In simple terms, it is often dictated by the size and complexity of the business and whether they are buying a lot of products for Christmas on long lead times. For most retailers, Christmas is the most important trading time of year so it is too risky to leave things to chance. They want their ranges to be planned so that the finished effect is a holistic look where the displays are filled with specifically selected products (the alternative being a random and piecemeal offer where they are unsure if the space will be full or empty).

For larger retailers this means agreeing sales budgets for the period and then planning department space to support those sales. They may have a strong own brand offer which they will want to co-ordinate in terms of colour palette, type face, and imagery.
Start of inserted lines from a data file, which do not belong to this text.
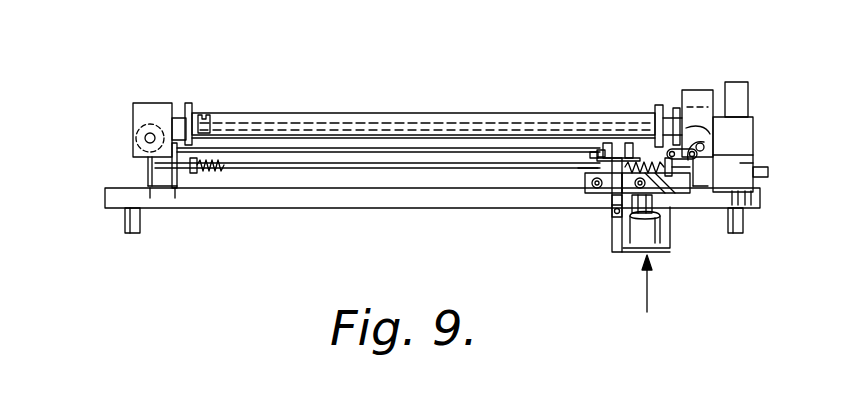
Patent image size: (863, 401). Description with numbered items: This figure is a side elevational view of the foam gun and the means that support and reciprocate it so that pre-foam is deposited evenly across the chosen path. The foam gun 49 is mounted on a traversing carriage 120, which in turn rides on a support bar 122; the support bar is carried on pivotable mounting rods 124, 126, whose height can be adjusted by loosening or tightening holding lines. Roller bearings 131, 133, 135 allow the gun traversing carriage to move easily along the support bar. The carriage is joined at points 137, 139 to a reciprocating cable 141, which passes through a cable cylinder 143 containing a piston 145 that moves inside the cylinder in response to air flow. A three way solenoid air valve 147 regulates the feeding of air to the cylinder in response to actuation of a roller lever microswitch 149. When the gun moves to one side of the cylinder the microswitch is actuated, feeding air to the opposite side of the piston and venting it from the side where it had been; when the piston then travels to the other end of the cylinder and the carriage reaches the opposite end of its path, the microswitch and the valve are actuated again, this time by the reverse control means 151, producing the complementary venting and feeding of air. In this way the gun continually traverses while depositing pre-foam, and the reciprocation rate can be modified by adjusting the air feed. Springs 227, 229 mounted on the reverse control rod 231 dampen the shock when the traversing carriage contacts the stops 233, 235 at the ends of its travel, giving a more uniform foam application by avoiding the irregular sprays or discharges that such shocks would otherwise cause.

The foam gun 49 is at (647, 312).
The traversing carriage 120 is at (660, 247).
The support bar 122 is at (392, 194).
The pivotable mounting rod 124 is at (748, 220).
The pivotable mounting rod 126 is at (128, 233).
The roller bearing 131 is at (585, 178).
The roller bearing 133 is at (600, 196).
The roller bearing 135 is at (610, 212).
The carriage-to-cable joint 137 is at (605, 147).
The carriage-to-cable joint 139 is at (634, 142).
The reciprocating cable 141 is at (398, 148).
The cable cylinder 143 is at (302, 82).
The piston 145 is at (205, 112).
The three way solenoid air valve 147 is at (745, 130).
The roller lever microswitch 149 is at (672, 123).
The reverse control means 151 is at (578, 168).
The spring 227 is at (226, 177).
The spring 229 is at (670, 200).
The reverse control rod 231 is at (333, 168).
The stop 233 is at (197, 177).
The stop 235 is at (683, 195).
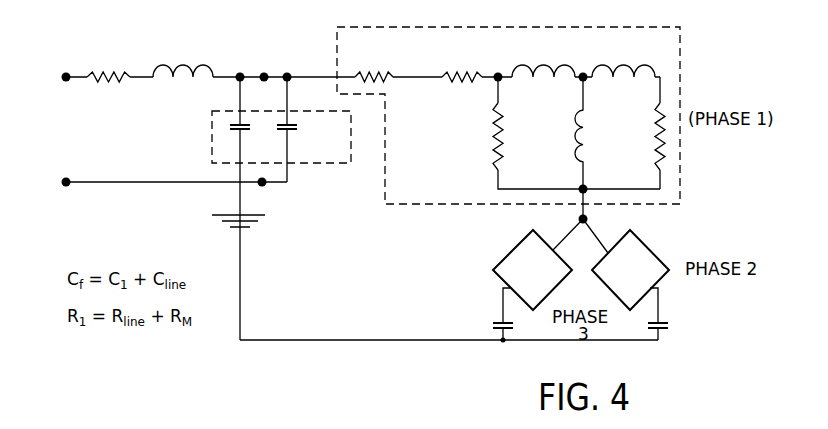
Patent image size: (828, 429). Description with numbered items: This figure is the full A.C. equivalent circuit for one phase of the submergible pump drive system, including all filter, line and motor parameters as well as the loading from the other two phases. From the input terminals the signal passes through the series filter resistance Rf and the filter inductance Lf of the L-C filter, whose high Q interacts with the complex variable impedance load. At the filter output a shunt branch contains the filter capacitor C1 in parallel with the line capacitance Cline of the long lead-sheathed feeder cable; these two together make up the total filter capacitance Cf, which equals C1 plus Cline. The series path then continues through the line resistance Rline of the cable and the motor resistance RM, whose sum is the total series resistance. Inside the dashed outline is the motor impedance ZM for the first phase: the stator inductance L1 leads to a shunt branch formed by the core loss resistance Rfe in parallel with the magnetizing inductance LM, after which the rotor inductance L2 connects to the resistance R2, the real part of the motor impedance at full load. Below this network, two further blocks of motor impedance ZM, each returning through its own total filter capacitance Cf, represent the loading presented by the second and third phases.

With the graphics and POS instore, this takes a long time to effect so it is likely that they will start work in the summer of the year before, i.e. June 2016 for Christmas 2017. Once the own brand ranges have been developed the buyers know what gaps they need to fill in terms of designs, captions, price points etc and how much budget they have left to spend so they are able to select publishers' ranges if they are available to view.
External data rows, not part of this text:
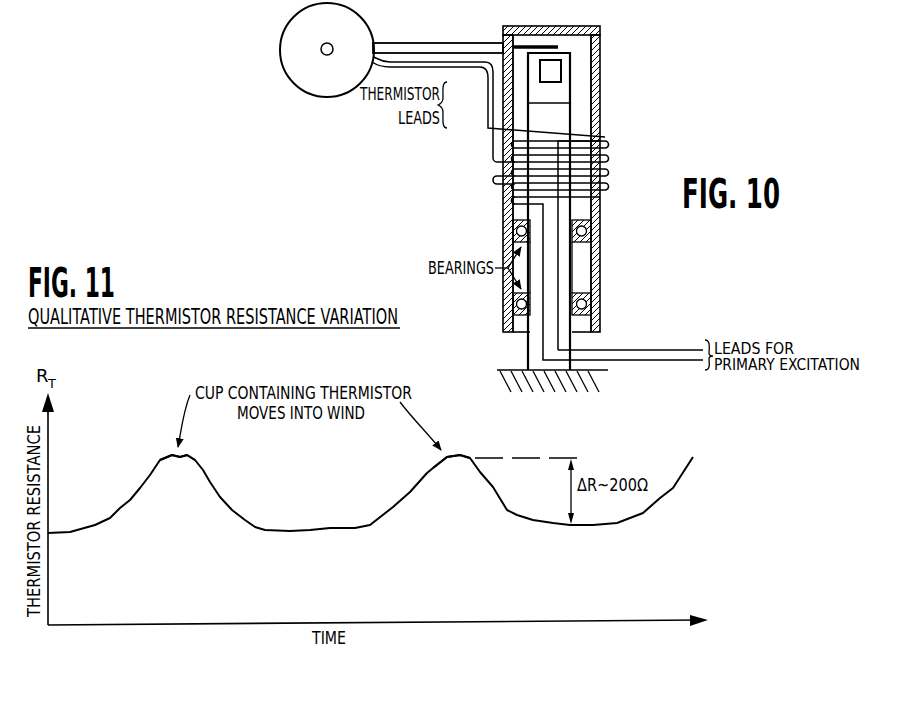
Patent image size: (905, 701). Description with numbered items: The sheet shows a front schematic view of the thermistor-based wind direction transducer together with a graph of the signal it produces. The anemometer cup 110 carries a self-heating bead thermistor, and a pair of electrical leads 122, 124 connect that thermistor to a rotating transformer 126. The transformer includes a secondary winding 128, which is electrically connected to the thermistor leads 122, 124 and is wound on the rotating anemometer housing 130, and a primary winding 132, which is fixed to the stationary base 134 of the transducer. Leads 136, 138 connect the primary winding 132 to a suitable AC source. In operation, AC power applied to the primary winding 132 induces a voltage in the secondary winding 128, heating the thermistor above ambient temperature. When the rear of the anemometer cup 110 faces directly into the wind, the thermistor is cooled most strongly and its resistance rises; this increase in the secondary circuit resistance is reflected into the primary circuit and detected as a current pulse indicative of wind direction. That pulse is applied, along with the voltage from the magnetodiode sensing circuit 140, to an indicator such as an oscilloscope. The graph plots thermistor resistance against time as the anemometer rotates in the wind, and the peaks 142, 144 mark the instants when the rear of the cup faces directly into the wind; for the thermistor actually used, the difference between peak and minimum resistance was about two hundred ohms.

In FIG. 10, the anemometer cup 110 is at (282, 56).
In FIG. 10, the electrical lead 122 is at (493, 100).
In FIG. 10, the electrical lead 124 is at (488, 122).
In FIG. 10, the rotating transformer 126 is at (612, 151).
In FIG. 10, the secondary winding 128 is at (605, 143).
In FIG. 10, the rotating anemometer housing 130 is at (600, 262).
In FIG. 10, the primary winding 132 is at (605, 186).
In FIG. 10, the stationary base 134 is at (528, 348).
In FIG. 10, the lead 136 is at (640, 350).
In FIG. 10, the lead 138 is at (640, 360).
In FIG. 10, the magnetodiode sensing circuit 140 is at (552, 70).
In FIG. 11, the peak 142 is at (186, 455).
In FIG. 11, the peak 144 is at (462, 455).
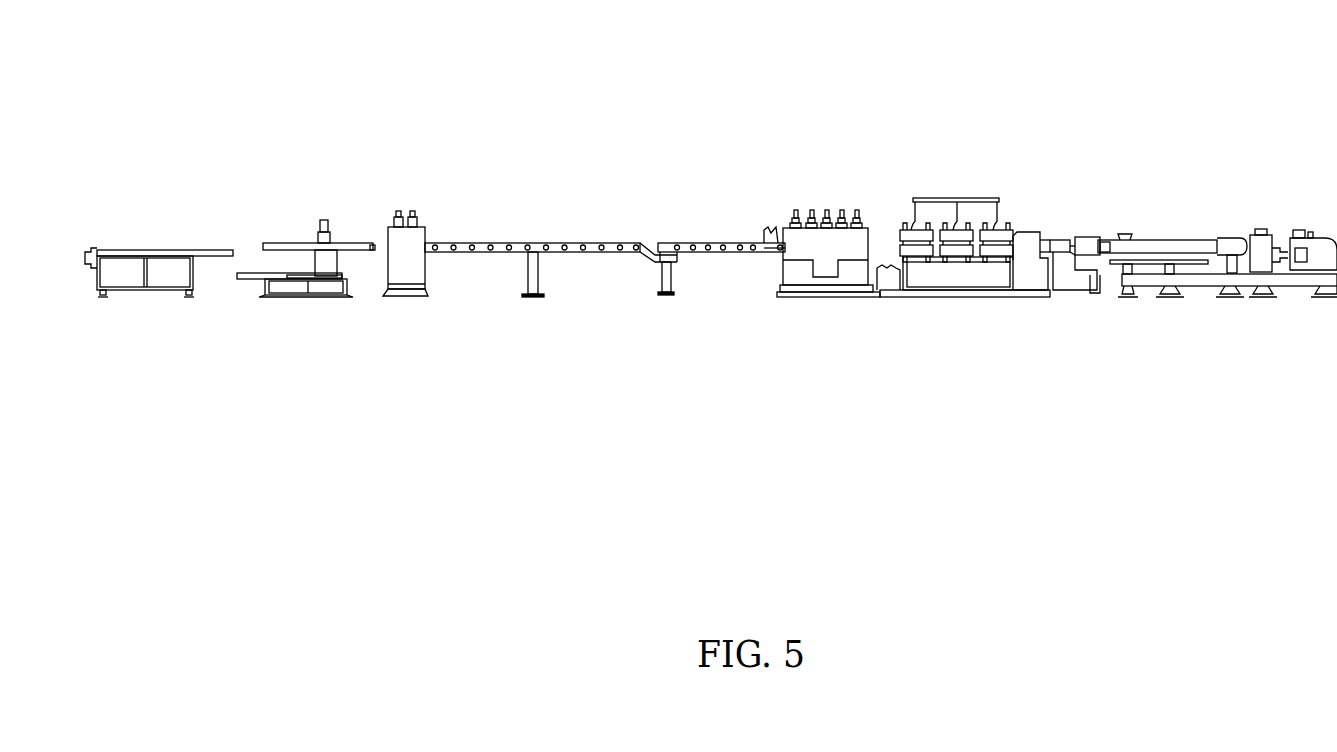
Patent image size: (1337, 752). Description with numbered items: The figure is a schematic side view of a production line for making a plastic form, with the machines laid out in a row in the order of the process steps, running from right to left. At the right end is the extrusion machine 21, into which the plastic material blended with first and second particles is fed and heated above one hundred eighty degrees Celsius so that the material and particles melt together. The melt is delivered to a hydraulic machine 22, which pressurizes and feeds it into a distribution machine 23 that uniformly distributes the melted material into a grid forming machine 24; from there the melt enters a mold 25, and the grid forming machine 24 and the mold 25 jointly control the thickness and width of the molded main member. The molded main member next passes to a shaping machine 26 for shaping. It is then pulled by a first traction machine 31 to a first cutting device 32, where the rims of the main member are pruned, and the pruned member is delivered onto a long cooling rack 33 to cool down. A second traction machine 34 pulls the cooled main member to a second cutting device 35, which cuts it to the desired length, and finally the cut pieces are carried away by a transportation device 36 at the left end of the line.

The extrusion machine 21 is at (1273, 225).
The hydraulic machine 22 is at (1045, 225).
The distribution machine 23 is at (1073, 265).
The grid forming machine 24 is at (1085, 246).
The mold 25 is at (1100, 267).
The shaping machine 26 is at (957, 190).
The first traction machine 31 is at (830, 205).
The first cutting device 32 is at (678, 238).
The cooling rack 33 is at (538, 238).
The second traction machine 34 is at (413, 203).
The second cutting device 35 is at (330, 210).
The transportation device 36 is at (155, 238).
Lindsey Adam of retailer Bonkers, who has 2 very successful shops in Scotland, likes to plan ahead too, she says "we start looking for our Christmas cards in January, the earlier the better because really it is good to get it done and out of the way and also the look of what sold well, or not, is fresh in our minds. We know in January how many we need to buy so it is just a question of seeing what is available. Unfortunately a lot of card publishers don’t show their Christmas ranges until later in the year and once we have spent our budget we sometimes have to say no to some Christmas card ranges that we would have ordered if we had seen them earlier in the year... we often need to persuade smaller and local publishers to show us their Christmas designs before summer."
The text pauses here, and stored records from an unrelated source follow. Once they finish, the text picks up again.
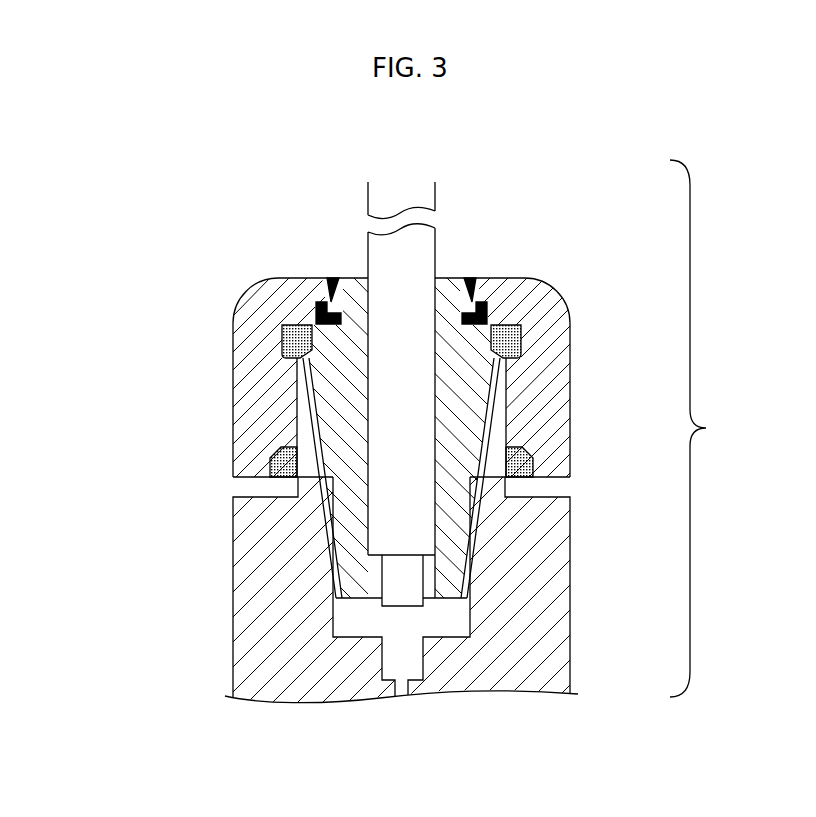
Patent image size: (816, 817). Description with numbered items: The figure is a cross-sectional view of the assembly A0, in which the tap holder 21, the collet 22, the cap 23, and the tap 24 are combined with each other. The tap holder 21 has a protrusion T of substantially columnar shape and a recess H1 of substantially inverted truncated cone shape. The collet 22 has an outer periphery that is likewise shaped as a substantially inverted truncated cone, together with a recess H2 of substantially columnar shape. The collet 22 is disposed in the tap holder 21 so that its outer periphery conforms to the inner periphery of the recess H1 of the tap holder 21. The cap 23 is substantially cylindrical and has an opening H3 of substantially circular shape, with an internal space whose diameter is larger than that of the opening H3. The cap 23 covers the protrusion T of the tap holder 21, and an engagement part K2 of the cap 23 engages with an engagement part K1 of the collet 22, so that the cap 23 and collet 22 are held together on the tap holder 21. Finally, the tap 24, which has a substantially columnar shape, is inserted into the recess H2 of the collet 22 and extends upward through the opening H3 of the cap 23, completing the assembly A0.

The tap holder 21 is at (570, 653).
The collet 22 is at (465, 418).
The cap 23 is at (543, 287).
The tap 24 is at (435, 252).
The assembly A0 is at (706, 428).
The recess H1 is at (327, 510).
The recess H2 is at (365, 391).
The opening H3 is at (329, 276).
The engagement part K1 is at (303, 316).
The engagement part K2 is at (304, 309).
The protrusion T is at (298, 421).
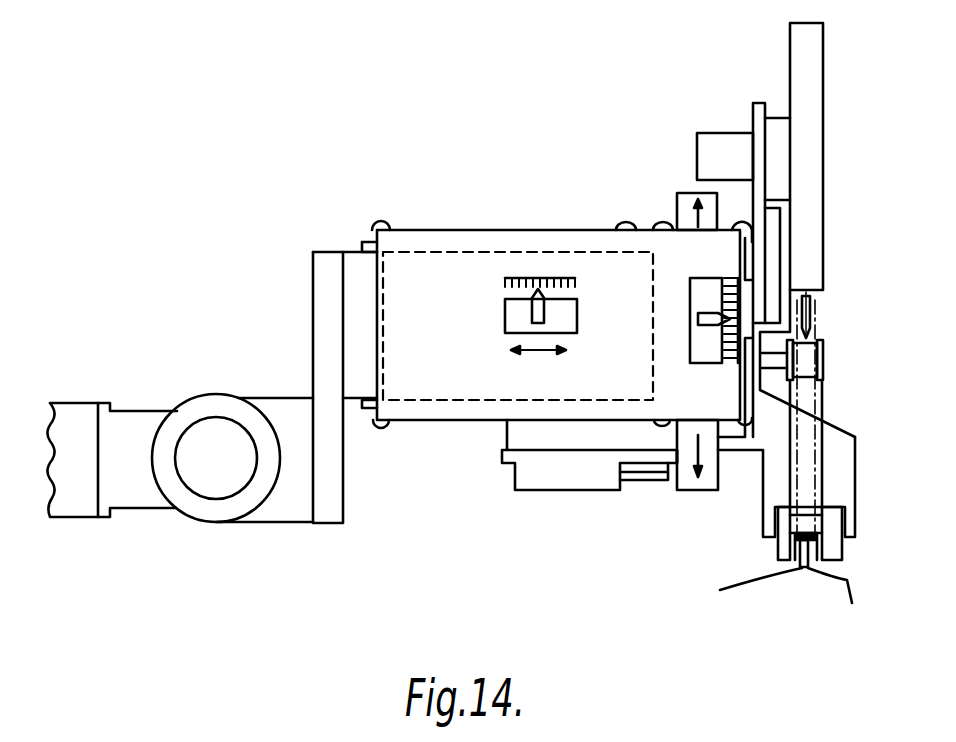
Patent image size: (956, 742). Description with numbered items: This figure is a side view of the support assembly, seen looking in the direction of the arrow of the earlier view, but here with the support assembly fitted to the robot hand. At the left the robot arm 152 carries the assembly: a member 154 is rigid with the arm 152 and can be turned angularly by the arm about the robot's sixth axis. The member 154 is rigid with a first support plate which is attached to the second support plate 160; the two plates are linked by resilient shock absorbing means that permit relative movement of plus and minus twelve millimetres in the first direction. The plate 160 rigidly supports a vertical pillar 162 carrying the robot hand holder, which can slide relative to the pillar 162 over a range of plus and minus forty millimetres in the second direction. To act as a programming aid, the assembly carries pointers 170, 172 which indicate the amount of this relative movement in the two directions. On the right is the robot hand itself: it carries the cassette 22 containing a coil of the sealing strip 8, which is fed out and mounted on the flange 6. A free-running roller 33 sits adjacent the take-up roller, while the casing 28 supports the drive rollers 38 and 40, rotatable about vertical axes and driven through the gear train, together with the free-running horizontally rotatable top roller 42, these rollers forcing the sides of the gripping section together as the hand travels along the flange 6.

The cassette 22 is at (797, 52).
The free-running roller 33 is at (823, 363).
The sealing strip 8 is at (808, 397).
The casing 28 is at (773, 478).
The drive roller 40 is at (785, 547).
The top roller 42 is at (810, 527).
The drive roller 38 is at (832, 552).
The flange 6 is at (800, 567).
The robot arm 152 is at (156, 510).
The member 154 is at (323, 313).
The second support plate 160 is at (435, 388).
The vertical pillar 162 is at (687, 488).
The pointer 170 is at (540, 310).
The pointer 172 is at (710, 312).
When I was the buyer at the National Trust we started work on the Christmas ranges in August of the previous year. This was partly driven by the fact we were developing an own brand range and also by the fact that our Christmas cards went out on sale in late June, as all our summer visitors arrived. Many wanted to buy their cards then as they wouldn’t be visiting an NT property nearer to Christmas.

For smaller retailers the issues are much more practical. Cash flow is critical and stock residues will dictate the space and budget available for new Christmas cards, though some of that cash will have to be spent on the later spring events like Easter, Weddings and Father’s Day before Christmas can be committed to.

In some cases it will be the publishers driving the timetable - particularly if they are sourcing their cards from the Far East as is often the case with boxed cards and any cards with a lot of hand finishing. Far East products always require a longer lead-time and many publishers will only print what has been ordered so there is very little fat for those selecting later.

When talking to new publishers one of the things they find most difficult is knowing how far to design ahead for any season. The reality is as with all things in retail - it is all about understanding your market and appreciating the timescales your target retailers are working to.

If you want the chance to supply some of the larger retailers, you need to be ready early so you need product designed and ready to exhibit at Spring Fair in February. If not then the latest should be PG Live in June though you will be too late for some. You don’t need finished stock for then, but samples are essential.

If your target retailers are the independents then you need to be ready to show your designs at PG Live or at the latest, Harrogate in July. Having said that I know there are some very established publishers who like to keep their retailers hungry and don’t have any designs ready until August/September - which I would suggest is risky as it relies on the retailer keeping some money free to spend with them; one day they may spend it with someone else!